On January 1, 2014, Colorado became the first state in the U.S. to legalize marijuana for recreational use, formally introducing the latest legal cash crop into the U.S. economy and opening the door to what some see as enormous economic benefits to the state. Now just over two-weeks old, the project seems to be delivering on its promise: sales are booming, and customers are lining up to purchase the once banned drug at a cost of around $65 for an eighth of an ounce. One suburban shop owner, Brooke Gehring, says she has served over 2500 customers since January 1, each one spending an average of $100 on their cannabis product of choice. Shop owners across the state estimate that total first-day sales reached over $1 million – every penny of which was taxed by the state. With sales revenues expected to reach over $600 million this year that translates into about $67 million in tax revenue in 2014 alone.

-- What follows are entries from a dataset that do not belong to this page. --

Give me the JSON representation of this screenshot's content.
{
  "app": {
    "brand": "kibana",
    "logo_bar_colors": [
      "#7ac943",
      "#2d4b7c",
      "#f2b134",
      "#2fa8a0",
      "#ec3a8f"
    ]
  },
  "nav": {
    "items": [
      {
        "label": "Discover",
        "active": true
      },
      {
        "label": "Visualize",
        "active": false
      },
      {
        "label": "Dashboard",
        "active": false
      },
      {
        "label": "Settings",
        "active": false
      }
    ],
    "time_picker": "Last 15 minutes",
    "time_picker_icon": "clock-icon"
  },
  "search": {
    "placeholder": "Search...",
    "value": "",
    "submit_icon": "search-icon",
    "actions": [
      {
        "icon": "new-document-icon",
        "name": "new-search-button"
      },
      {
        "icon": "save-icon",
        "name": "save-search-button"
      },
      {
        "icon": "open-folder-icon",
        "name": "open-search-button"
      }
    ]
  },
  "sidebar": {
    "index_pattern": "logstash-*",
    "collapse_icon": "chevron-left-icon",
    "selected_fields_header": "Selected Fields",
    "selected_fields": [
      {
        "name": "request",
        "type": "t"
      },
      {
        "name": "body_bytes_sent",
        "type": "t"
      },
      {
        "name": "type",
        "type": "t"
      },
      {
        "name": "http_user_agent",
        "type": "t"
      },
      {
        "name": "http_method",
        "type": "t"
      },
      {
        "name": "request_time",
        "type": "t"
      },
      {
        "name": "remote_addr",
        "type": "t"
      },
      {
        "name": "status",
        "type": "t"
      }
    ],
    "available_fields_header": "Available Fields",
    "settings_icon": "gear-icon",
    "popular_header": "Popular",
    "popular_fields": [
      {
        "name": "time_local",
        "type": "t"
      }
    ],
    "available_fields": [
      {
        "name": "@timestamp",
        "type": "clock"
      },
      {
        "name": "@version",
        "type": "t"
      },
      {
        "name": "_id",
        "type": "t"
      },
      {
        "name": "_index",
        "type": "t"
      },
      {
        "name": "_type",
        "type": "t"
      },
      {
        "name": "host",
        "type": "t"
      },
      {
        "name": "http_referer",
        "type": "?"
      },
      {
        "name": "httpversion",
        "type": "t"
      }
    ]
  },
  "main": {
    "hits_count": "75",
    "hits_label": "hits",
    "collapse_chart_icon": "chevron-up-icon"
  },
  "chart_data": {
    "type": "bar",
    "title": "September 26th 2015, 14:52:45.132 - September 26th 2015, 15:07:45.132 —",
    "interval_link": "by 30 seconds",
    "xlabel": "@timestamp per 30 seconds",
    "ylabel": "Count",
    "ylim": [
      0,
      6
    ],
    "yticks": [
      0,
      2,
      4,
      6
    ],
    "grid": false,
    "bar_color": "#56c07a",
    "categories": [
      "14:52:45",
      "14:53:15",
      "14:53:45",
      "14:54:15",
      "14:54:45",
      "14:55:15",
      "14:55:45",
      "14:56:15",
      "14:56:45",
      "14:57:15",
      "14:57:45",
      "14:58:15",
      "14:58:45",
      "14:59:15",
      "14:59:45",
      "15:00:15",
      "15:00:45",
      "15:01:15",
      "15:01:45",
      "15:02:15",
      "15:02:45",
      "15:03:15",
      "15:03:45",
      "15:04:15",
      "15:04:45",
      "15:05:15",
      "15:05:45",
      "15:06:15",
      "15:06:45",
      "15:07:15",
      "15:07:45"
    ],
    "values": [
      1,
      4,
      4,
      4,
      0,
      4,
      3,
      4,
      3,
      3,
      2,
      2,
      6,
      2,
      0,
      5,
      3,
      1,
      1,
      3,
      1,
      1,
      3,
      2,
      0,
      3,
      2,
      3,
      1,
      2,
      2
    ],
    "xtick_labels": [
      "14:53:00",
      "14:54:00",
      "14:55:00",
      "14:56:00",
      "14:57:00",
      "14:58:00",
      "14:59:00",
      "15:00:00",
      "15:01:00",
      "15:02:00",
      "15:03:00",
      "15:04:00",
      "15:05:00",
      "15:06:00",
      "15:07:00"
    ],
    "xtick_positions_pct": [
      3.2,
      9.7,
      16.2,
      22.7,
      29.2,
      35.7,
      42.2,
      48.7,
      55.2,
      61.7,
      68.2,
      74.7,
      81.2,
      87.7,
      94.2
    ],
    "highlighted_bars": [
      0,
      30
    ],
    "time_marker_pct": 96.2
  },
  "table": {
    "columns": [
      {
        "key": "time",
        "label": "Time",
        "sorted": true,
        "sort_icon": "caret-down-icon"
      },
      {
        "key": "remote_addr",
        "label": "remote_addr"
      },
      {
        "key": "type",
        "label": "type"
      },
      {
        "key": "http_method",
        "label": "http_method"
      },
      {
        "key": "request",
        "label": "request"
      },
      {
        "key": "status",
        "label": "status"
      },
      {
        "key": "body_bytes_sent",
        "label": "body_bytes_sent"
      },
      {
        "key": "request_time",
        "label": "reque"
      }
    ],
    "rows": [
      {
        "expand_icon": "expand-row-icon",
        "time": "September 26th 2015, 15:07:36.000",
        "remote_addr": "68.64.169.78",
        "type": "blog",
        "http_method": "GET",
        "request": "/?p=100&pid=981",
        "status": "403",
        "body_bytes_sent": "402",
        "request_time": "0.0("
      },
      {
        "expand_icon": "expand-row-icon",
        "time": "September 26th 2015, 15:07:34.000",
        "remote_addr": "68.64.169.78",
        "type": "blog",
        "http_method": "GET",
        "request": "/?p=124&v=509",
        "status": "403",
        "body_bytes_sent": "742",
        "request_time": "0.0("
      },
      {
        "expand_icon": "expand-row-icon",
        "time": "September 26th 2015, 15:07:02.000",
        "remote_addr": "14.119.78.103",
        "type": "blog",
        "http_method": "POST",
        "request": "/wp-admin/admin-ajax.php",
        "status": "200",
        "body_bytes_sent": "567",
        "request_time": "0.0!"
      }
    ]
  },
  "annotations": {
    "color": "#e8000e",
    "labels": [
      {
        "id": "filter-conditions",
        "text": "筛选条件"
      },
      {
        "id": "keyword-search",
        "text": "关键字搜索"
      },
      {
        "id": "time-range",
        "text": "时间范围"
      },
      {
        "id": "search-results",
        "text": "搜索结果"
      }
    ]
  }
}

Not everyone is impressed with these numbers, however. Jeffrey Miron, a senior lecturer in economics at Harvard University and a senior fellow at the Cato Institute, called the $67 billion in tax revenue “chump change” in relation to Colorado’s $20 billion budget for 2013. What’s more, significant barriers to entry mean that tightly regulated pot sales may level off more quickly than proponents expect. According to Gehring, the cost of setting up her dispensary — which, according to current Colorado law, must grow at least 70 percent of the product it sells — reached millions of dollars, including $115,000 in annual licensing fees and $27,500 in application fees so that her dispensaries could begin selling recreational pot. Additionally, each plant she owns must be tracked from “seed to sale” with an RFID tag and entered into the state’s Marijuana Enforcement Tracking System. According to Gehring, she spent $22,000 this year on tags alone.
Financing, too, is a major hurdle for would-be pot entrepreneurs. Due to federal regulations, which still classify marijuana as a Schedule I narcotic with “no approved medical use,” even bankers who might be interested in providing start-up capital typically are prohibited from doing so. Nevertheless, for those with a proven track record and the right kinds of expertise, private venture capital is available. The New York-based magazine for marijuana enthusiasts “High Times” announced recently that it was launching a private equity fund to assist new cannabis-related businesses. Moreover, private investors, such as Jeffrey Friedland, owner of Friedland Global Capital, are searching the state for promising opportunities for a controlling interest in pot shops. Like Friedland, they believe that the public will continue to flock to these legal dispensaries regardless of the price. It also should be noted that the market might partially evolve into home growers who are able to cultivate their own cannabis seeds in any enclosed and locked space. One plant alone supposedly could produce an average of 50 joints.
As for the typical amount of marijuana in a joint, Kilmer and Pacula (2009) found that a number of studies reported the amount to range from 0.3 to 0.5 grams. — RAND Drug Policy Research Center
Nevertheless, domestic issues such as federal opposition and state regulatory nightmares may not be the most important challenge to the U.S. pot industry. As more countries across the globe legalize marijuana — Uruguay just become the first to completely deregulate everything related to marijuana production and Peru is poised to follow suit — competition from around the world is looming large. With centuries of experience in herbal medicine, Chinese firms, which already have filed 309 of the 606 patents relating to the drug, see legalized marijuana as a perfect opportunity for even greater penetration into global markets, including the U.S., where some analysts believe legal marijuana sales will reach $10 billion by 2018. Moreover, as the world’s largest producer of industrial hemp, a close cousin of marijuana with a lower concentration of the psychoactive component THC, China’s presence in the cannabis market is already quite large. Many of the country’s existing patents are for medicinal remedies that are currently banned in the U.S which might receive approval if the federal cannabis regulations change.
Obviously, there is still much to learn from the Colorado experiment. Nevertheless, with nearly 60 percent of Americans in favor of the legalization of marijuana, it appears that — for better or worse — it is here to stay.